Just two years ago a three-hour delay for an ambulance would have been a national scandal but now it is the norm. Yet none of the patients we reach are upset - instead they accept that being forced to wait in pain is all part of the new normal. That this does not make people angry is both a compliment to the paramedics’ ability to act effectively when they do arrive and a sad reflection on the low standards we have come to accept.

It’s not fair on patients and it’s not fair on paramedics who have to confront delays they are not responsible for.

Six hours in and it’s time for a break but a category one call comes in just after the Deliveroo order has been placed (the driver is understanding and reroutes to hospital). We’re 20 minutes away but are still the closest available crew so the siren is switched on and the foot is put down. Thankfully our patient survives and benefits from fantastic care from two experienced paramedics. But this isn’t always the case. Many patients are dying waiting for ambulances to arrive and many more are deteriorating during the wait.

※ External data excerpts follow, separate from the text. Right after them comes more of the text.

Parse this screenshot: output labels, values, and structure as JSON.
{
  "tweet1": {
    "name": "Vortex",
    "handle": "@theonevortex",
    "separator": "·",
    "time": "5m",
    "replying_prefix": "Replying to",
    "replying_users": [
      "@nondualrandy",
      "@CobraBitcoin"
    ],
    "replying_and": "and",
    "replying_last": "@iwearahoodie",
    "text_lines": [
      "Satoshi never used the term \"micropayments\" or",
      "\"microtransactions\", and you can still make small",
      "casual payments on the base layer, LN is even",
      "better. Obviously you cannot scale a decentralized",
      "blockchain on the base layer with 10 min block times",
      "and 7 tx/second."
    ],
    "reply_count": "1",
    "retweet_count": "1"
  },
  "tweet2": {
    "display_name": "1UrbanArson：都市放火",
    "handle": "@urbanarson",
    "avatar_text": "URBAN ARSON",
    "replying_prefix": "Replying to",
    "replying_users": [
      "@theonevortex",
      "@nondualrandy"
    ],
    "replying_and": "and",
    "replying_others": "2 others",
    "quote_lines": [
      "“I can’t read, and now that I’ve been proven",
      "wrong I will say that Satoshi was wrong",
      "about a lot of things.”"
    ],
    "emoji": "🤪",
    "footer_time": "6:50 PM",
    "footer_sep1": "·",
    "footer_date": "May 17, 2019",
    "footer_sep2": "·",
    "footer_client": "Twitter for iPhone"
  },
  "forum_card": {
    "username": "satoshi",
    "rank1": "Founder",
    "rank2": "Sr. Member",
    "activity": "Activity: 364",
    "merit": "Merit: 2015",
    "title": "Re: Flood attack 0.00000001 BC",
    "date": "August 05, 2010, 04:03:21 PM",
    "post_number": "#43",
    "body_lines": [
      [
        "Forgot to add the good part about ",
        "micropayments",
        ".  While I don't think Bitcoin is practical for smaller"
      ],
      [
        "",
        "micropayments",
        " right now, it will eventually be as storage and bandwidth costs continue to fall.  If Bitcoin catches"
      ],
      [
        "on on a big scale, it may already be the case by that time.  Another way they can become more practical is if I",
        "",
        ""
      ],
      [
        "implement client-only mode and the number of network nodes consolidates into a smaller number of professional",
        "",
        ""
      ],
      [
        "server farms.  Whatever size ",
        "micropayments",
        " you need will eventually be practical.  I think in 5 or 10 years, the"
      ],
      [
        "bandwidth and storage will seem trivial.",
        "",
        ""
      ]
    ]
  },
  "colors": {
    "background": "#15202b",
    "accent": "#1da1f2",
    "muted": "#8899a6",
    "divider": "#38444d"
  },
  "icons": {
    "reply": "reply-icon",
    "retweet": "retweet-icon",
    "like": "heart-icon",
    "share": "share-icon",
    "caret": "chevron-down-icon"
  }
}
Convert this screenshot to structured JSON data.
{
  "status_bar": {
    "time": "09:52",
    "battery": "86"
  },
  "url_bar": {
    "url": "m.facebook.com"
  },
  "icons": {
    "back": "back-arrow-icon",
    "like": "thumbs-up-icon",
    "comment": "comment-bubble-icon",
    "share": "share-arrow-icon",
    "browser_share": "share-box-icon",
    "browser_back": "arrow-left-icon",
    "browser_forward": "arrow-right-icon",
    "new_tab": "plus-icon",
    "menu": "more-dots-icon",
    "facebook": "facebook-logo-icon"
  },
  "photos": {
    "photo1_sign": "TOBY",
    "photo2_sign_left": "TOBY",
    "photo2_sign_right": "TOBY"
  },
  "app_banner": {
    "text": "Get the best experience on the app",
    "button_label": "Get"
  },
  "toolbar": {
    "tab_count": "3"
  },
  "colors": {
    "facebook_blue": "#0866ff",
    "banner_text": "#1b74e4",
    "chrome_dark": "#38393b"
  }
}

Food wolfed down and we’re back on the road. The disabled patient has been waiting 12 hours and is forced to wait even longer thanks to incredibly inconsiderate drivers who appear not to understand what the blue lights mean.

He appears to have a blockage in his bowel and is clearly in pain. By the time he’s been diagnosed, treated and dropped off at hospital it’s midnight and time for us to clock off.

The crew still need to clear out the ambulance and sort out their admin but for me it’s time to reflect, exhausted, on 12 hours on the front line. My admiration for the medics I’ve met is matched only by my frustration at the situation they’re in.

These dedicated professionals deserve better. Every day they do the ambulance service and the NHS proud but every day they are let down by the Government. Despite more than a year of warnings we are still waiting for ministers to take the situation seriously.

The solution starts with sorting out social care and continues with staffing hospitals properly. Until this happens the long, painful waits will continue.